- On August 9, 2024, FDA issued a warning letter to Austrofoods S.A.S., the Peruvian-based manufacturer that produced lead-contaminated apple cinnamon fruit puree pouches that were the subject of a recall last year.
- The letter follows up on inspections that were conducted in December of last year and which “found serious violations of the Current Good Manufacturing Practice, Hazard Analysis, and Risk-Based Preventive Controls for Human Food regulation” in 21 CFR Part 117.

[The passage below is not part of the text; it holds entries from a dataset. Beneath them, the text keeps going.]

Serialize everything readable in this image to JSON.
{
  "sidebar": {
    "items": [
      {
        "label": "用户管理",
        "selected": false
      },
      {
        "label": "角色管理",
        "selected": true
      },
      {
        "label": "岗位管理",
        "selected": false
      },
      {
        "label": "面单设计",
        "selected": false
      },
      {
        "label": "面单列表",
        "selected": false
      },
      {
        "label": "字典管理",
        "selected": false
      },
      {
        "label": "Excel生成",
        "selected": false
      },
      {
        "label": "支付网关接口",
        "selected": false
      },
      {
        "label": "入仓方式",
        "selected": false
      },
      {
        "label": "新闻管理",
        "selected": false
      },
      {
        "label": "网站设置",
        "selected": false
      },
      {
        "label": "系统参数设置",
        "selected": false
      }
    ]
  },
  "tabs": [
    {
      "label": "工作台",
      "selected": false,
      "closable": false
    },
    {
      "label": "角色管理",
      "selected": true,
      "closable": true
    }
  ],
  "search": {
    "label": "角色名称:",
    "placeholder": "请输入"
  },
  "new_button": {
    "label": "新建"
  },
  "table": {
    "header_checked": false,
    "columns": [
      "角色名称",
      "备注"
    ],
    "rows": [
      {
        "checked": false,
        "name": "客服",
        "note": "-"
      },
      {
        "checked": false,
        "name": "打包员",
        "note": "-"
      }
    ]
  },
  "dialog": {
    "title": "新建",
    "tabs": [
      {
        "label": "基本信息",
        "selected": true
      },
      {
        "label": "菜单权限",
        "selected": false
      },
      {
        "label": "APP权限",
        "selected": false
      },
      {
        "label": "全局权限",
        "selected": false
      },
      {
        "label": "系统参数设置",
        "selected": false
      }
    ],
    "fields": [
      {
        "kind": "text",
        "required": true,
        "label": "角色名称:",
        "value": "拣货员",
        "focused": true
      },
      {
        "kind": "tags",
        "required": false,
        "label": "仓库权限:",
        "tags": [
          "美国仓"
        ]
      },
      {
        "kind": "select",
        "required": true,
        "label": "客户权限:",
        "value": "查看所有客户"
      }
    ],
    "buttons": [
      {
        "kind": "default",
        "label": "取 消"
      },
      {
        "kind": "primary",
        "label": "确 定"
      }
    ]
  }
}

- The specific violations of these rules that were referenced include:
- The failure to conduct an appropriate hazard analysis to identify and evaluate lead as a known or reasonably foreseeable hazard requiring a preventive control. FDA noted that lead is often found in spices and that children (the intended consumers) are particularly sensitive to it. Although lead was identified as a hazard, the plan concluded that no preventive control was required based on vague and faulty rationales like “supplier without historical precedents [of lead contamination].”Although the plan concluded that no lead control was required, it nevertheless required that cinnamon be purchased from an approved supplier with certificates of analysis (COA). However, the supplier approval plan was not properly implemented and no on-site audits were conducted. FDA recommended that COAs from labs using scientifically valid methods and procedures document that supplied ingredients (e.g., cinnamon) meet food-grade production standards for every major analytical parameter (e.g., heavy metals).
- The plan for heavy metal monitoring in the finished product that was provided to FDA did not include critical information like what constituted a representative sample, what method would be used by the test lab, and how the company would assure that the method was properly followed.
- The warning letter is part of FDA’s continued efforts to reduce the incidence of lead and other heavy metal contamination.